I grew up in a New England town home to some Lebanese Christians, many of whom I used to joke kinda looked Jewish as they sipped their vodka and waxed the curb for our skateboards. Now, in retrospect, I’m forced to think about how I would have approached such a horrible Lebanese/Israeli war in our parking lots; ones that would have drawn me in as a high school Jew: blunt smoke, skateboard and conventional piss-off-the-mom Jewfro floating above my gawky semitic stubble. I’d imagine I would have been reconcialitory, passing the spliff and talking about how my grandparents came to this country with a piece of Russian crystal and a few silver spoons and my people were as troubled as they thought of theirs. Some of my other friends might have started taping their fists, ready to defend their names. We all didn’t go to synagogue. We had no Zionist knowledge let alone fervor. We knew we were Jewish because we weren’t Italian, Irish, Puerto Rican and although our hair didn’t fall over our ears Kurt Cobain’s, we knew we weren’t black. That Jewishness was amorphous but unshakeable. Jewish meant difference, even though difference was as American as Dunkin Donuts.

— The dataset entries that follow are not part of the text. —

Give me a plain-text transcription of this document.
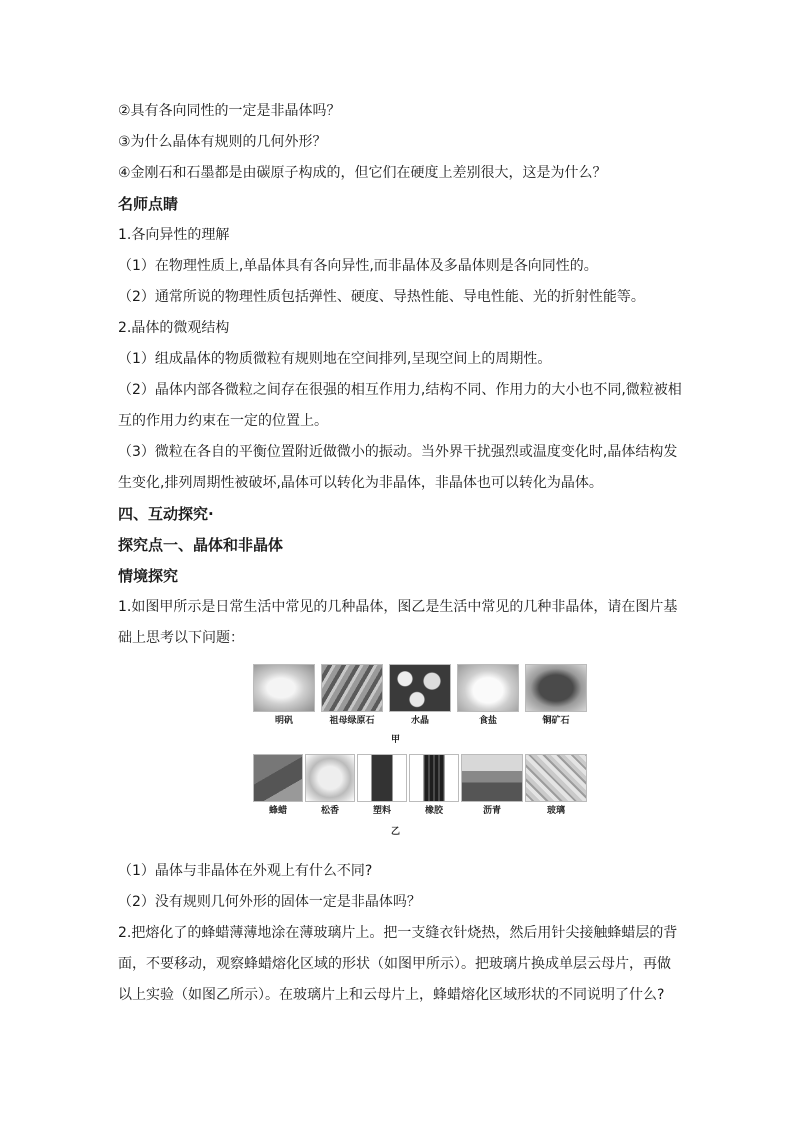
②具有各向同性的一定是非晶体吗？
③为什么晶体有规则的几何外形？
④金刚石和石墨都是由碳原子构成的，但它们在硬度上差别很大，这是为什么？
名师点睛
1.各向异性的理解
（1）在物理性质上,单晶体具有各向异性,而非晶体及多晶体则是各向同性的。
（2）通常所说的物理性质包括弹性、硬度、导热性能、导电性能、光的折射性能等。
2.晶体的微观结构
（1）组成晶体的物质微粒有规则地在空间排列,呈现空间上的周期性。
（2）晶体内部各微粒之间存在很强的相互作用力,结构不同、作用力的大小也不同,微粒被相
互的作用力约束在一定的位置上。
（3）微粒在各自的平衡位置附近做微小的振动。当外界干扰强烈或温度变化时,晶体结构发
生变化,排列周期性被破坏,晶体可以转化为非晶体，非晶体也可以转化为晶体。
四、互动探究·
探究点一、晶体和非晶体
情境探究
1.如图甲所示是日常生活中常见的几种晶体，图乙是生活中常见的几种非晶体，请在图片基
础上思考以下问题：
明矾	祖母绿原石	水晶	食盐	铜矿石
甲
蜂蜡	松香	塑料	橡胶	沥青	玻璃
乙
（1）晶体与非晶体在外观上有什么不同?
（2）没有规则几何外形的固体一定是非晶体吗？
2.把熔化了的蜂蜡薄薄地涂在薄玻璃片上。把一支缝衣针烧热，然后用针尖接触蜂蜡层的背
面，不要移动，观察蜂蜡熔化区域的形状（如图甲所示）。把玻璃片换成单层云母片，再做
以上实验（如图乙所示）。在玻璃片上和云母片上，蜂蜡熔化区域形状的不同说明了什么?
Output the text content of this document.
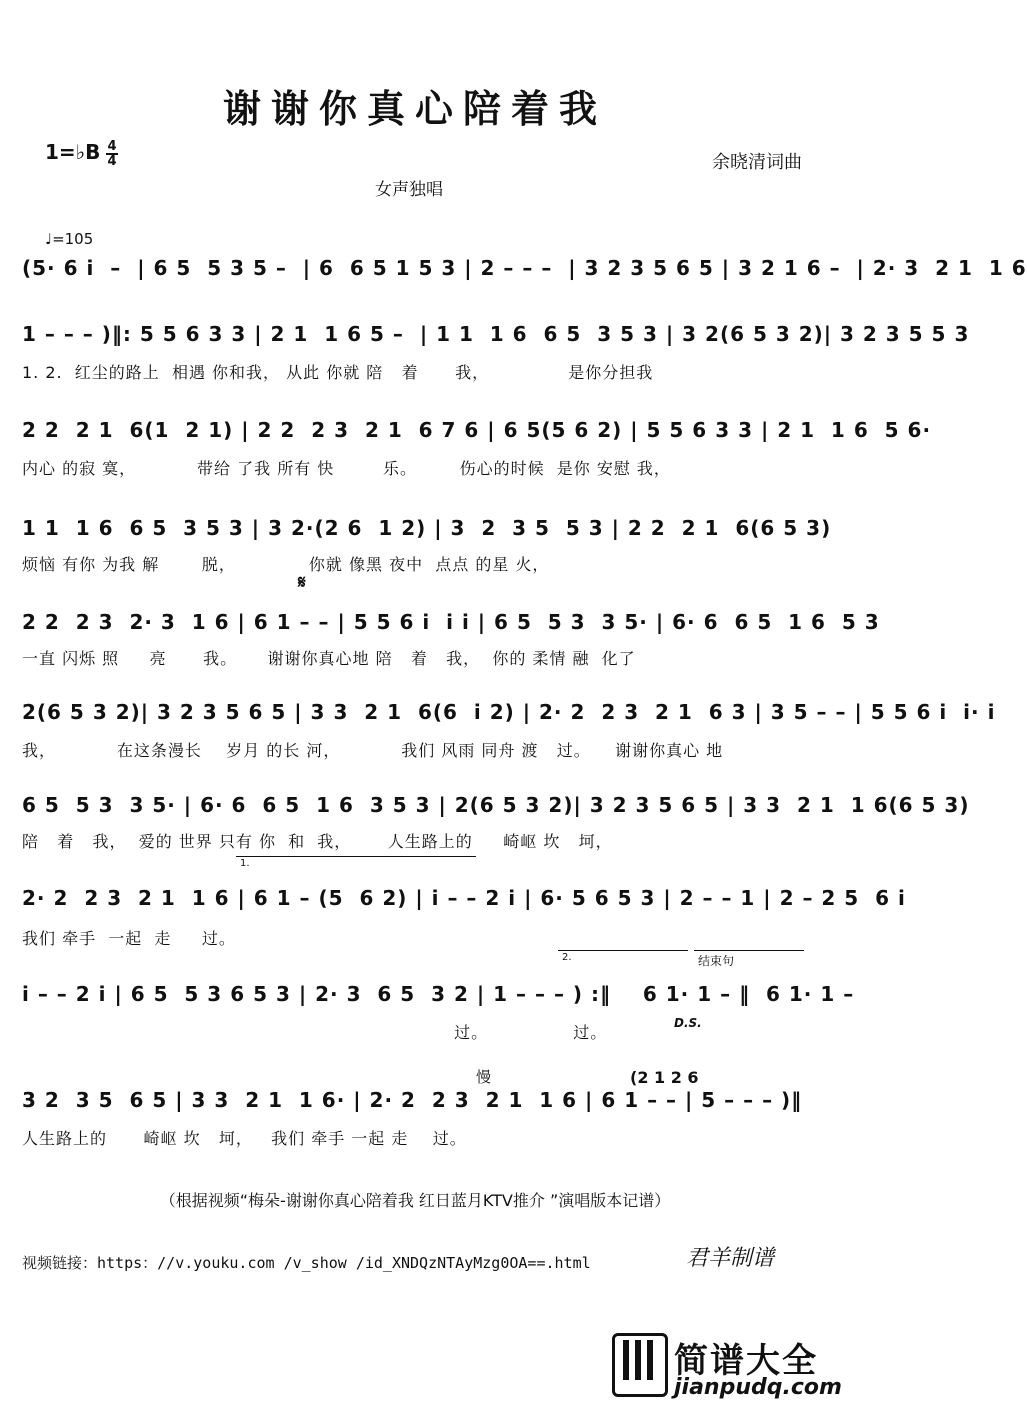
谢谢你真心陪着我
1=♭B 4
4	余晓清词曲
女声独唱
♩=105
𝄋
D.S.
慢
1.
2.	结束句
(2 1 2 6
(5· 6 i  –  | 6 5  5 3 5 –  | 6  6 5 1 5 3 | 2 – – –  | 3 2 3 5 6 5 | 3 2 1 6 –  | 2· 3  2 1  1 6
1 – – – )‖: 5 5 6 3 3 | 2 1  1 6 5 –  | 1 1  1 6  6 5  3 5 3 | 3 2(6 5 3 2)| 3 2 3 5 5 3
1. 2.  红尘的路上  相遇 你和我， 从此 你就 陪   着      我，             是你分担我
2 2  2 1  6(1  2 1) | 2 2  2 3  2 1  6 7 6 | 6 5(5 6 2) | 5 5 6 3 3 | 2 1  1 6  5 6·
内心 的寂 寞，          带给 了我 所有 快        乐。       伤心的时候  是你 安慰 我，
1 1  1 6  6 5  3 5 3 | 3 2·(2 6  1 2) | 3  2  3 5  5 3 | 2 2  2 1  6(6 5 3)
烦恼 有你 为我 解       脱，            你就 像黑 夜中  点点 的星 火，
2 2  2 3  2· 3  1 6 | 6 1 – – | 5 5 6 i  i i | 6 5  5 3  3 5· | 6· 6  6 5  1 6  5 3
一直 闪烁 照     亮      我。     谢谢你真心地 陪   着   我，  你的 柔情 融  化了
2(6 5 3 2)| 3 2 3 5 6 5 | 3 3  2 1  6(6  i 2) | 2· 2  2 3  2 1  6 3 | 3 5 – – | 5 5 6 i  i· i
我，          在这条漫长    岁月 的长 河，          我们 风雨 同舟 渡   过。    谢谢你真心 地
6 5  5 3  3 5· | 6· 6  6 5  1 6  3 5 3 | 2(6 5 3 2)| 3 2 3 5 6 5 | 3 3  2 1  1 6(6 5 3)
陪   着   我，  爱的 世界 只有 你  和  我，      人生路上的     崎岖 坎   坷，
2· 2  2 3  2 1  1 6 | 6 1 – (5  6 2) | i – – 2 i | 6· 5 6 5 3 | 2 – – 1 | 2 – 2 5  6 i
我们 牵手  一起  走     过。
i – – 2 i | 6 5  5 3 6 5 3 | 2· 3  6 5  3 2 | 1 – – – ) :‖    6 1· 1 – ‖  6 1· 1 –
过。              过。
3 2  3 5  6 5 | 3 3  2 1  1 6· | 2· 2  2 3  2 1  1 6 | 6 1 – – | 5 – – – )‖
人生路上的      崎岖 坎   坷，   我们 牵手 一起 走    过。
（根据视频“梅朵-谢谢你真心陪着我 红日蓝月KTV推介 ”演唱版本记谱）
视频链接：https：//v.youku.com /v_show /id_XNDQzNTAyMzg0OA==.html	君羊制谱
简谱大全
jianpudq.com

…and the Jewish youth in places like Paris may be dealing with some similar situations. While members of Betar have been swinging belligerent, vengeful fists for years, the recent inflammations in the Middle East are beginning to finally articulate the relationship that France, in particular, has to the citizens its persecuted. A few weeks after Kemi Seba’s Afro-French nationalist group Tribu Ka marched through Paris’ historically Jewish Marais, terrorizing Jewish shopkeepers and searching for members of their rivals – Betar and the Jewish Defense League, France’s interior minister Nicolas Sarkozy has decided to legally ban Tribu Ka. While our elites will inevitably begin to approach this as a matter of Jewish defense in a hostile Muslim environment, few if any of our Jewish leaders will approach the issue of Jewish/Muslim tension as the preventable aftershocks of France’s tumultuous and unjust treatment of its subjects, be them Sephardi, Ashkenazi, Senegalese or Algerian. The youth need courageous leaders from their communities to present them with a united extra-curricular alternative: one that focuses on cultural dialogue and economic partnership in their geto-burbs, and a sense of postcolonial and post World-War II pride that fights the chauvinism we’re all able to adopt.
Our elites kvetch. They spit heavy rhetoric.

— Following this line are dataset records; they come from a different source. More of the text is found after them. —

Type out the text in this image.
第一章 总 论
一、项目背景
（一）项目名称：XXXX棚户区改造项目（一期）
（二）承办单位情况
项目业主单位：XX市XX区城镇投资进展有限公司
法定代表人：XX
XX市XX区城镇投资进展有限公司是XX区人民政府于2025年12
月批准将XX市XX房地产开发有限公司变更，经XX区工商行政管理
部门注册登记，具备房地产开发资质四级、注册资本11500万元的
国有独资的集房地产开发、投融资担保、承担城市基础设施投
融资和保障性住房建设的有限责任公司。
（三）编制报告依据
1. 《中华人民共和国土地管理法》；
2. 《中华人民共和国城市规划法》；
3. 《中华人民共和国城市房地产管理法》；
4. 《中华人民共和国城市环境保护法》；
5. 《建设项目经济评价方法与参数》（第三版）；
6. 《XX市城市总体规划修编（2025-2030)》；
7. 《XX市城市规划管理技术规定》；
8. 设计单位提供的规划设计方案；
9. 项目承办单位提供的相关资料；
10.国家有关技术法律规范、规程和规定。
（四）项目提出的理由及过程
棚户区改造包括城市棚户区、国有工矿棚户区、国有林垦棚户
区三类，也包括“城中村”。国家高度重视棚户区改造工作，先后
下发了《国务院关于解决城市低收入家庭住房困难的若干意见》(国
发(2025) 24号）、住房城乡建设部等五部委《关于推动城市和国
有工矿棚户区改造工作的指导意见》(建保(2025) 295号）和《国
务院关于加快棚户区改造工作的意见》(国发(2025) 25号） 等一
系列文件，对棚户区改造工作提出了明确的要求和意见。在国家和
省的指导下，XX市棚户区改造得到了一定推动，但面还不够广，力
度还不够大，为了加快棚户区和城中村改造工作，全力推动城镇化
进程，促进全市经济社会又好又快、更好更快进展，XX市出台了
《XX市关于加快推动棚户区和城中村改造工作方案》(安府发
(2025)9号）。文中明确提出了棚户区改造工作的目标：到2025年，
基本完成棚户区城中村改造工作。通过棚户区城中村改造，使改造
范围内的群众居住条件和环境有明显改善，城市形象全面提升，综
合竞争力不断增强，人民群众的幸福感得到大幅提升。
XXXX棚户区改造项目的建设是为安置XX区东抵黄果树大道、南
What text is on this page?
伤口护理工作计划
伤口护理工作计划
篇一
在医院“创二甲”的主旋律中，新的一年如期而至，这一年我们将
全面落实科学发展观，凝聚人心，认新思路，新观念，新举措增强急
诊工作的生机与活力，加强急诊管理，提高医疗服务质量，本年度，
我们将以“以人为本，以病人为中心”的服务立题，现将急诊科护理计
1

“We must eradicate these movements (Tribu Ka) which are supporting the same unacceptable racist thesis of Farrakhan,” he said, Roger Cukierman, CRIF’s (French-Jewish organization) president
“We are Tribu Ka and we will continue; we are honoured that the Council of ministers spoke about us. This proves that we are annoying the system. This drives us to continue,” the group’s leader said. He stressed that the group targeted the “Jewish militias” and not all Jews on rue des Rosiers.

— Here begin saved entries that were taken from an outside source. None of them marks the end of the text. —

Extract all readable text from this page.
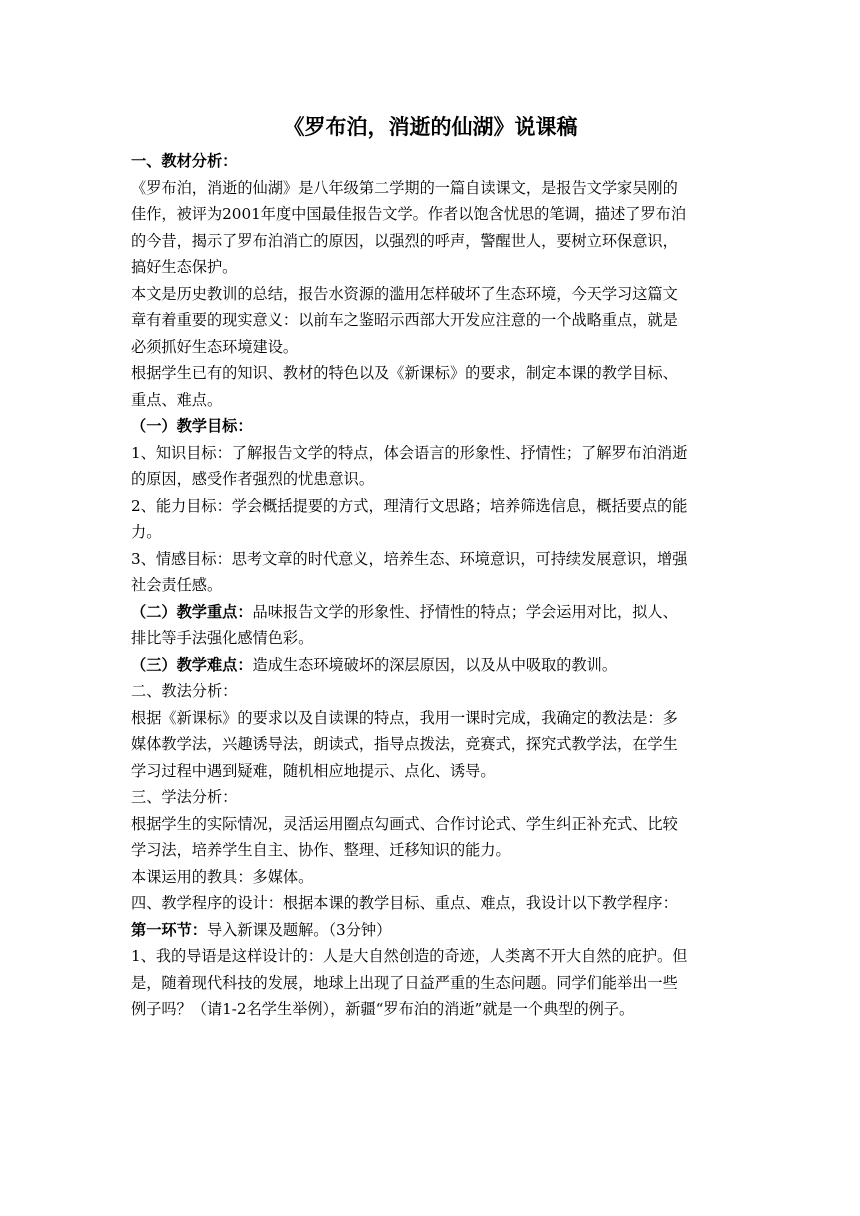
《罗布泊，消逝的仙湖》说课稿

一、教材分析：

《罗布泊，消逝的仙湖》是八年级第二学期的一篇自读课文，是报告文学家吴刚的

佳作，被评为2001年度中国最佳报告文学。作者以饱含忧思的笔调，描述了罗布泊

的今昔，揭示了罗布泊消亡的原因，以强烈的呼声，警醒世人，要树立环保意识，

搞好生态保护。

本文是历史教训的总结，报告水资源的滥用怎样破坏了生态环境，今天学习这篇文

章有着重要的现实意义：以前车之鉴昭示西部大开发应注意的一个战略重点，就是

必须抓好生态环境建设。

根据学生已有的知识、教材的特色以及《新课标》的要求，制定本课的教学目标、

重点、难点。

（一）教学目标：

1、知识目标：了解报告文学的特点，体会语言的形象性、抒情性；了解罗布泊消逝

的原因，感受作者强烈的忧患意识。

2、能力目标：学会概括提要的方式，理清行文思路；培养筛选信息，概括要点的能

力。

3、情感目标：思考文章的时代意义，培养生态、环境意识，可持续发展意识，增强

社会责任感。

（二）教学重点：品味报告文学的形象性、抒情性的特点；学会运用对比，拟人、

排比等手法强化感情色彩。

（三）教学难点：造成生态环境破坏的深层原因，以及从中吸取的教训。

二、教法分析：

根据《新课标》的要求以及自读课的特点，我用一课时完成，我确定的教法是：多

媒体教学法，兴趣诱导法，朗读式，指导点拨法，竞赛式，探究式教学法，在学生

学习过程中遇到疑难，随机相应地提示、点化、诱导。

三、学法分析：

根据学生的实际情况，灵活运用圈点勾画式、合作讨论式、学生纠正补充式、比较

学习法，培养学生自主、协作、整理、迁移知识的能力。

本课运用的教具：多媒体。

四、教学程序的设计：根据本课的教学目标、重点、难点，我设计以下教学程序：

第一环节：导入新课及题解。（3分钟）

1、我的导语是这样设计的：人是大自然创造的奇迹，人类离不开大自然的庇护。但

是，随着现代科技的发展，地球上出现了日益严重的生态问题。同学们能举出一些

例子吗？（请1-2名学生举例），新疆“罗布泊的消逝”就是一个典型的例子。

So mighty Jewschool readers! Will the ban on Tribu Ka work? Should they ban Betar as well? Should they ban anyone from assembling, even if they advocate violence? What should French leaders do? What are some ways that Jewish and Afro/Arab French youth can subvert the belligerence and build a more productive relationship? How can we translate these discussions to the American context? I would prefer if comments provided alternatives to the blame-throwing going on.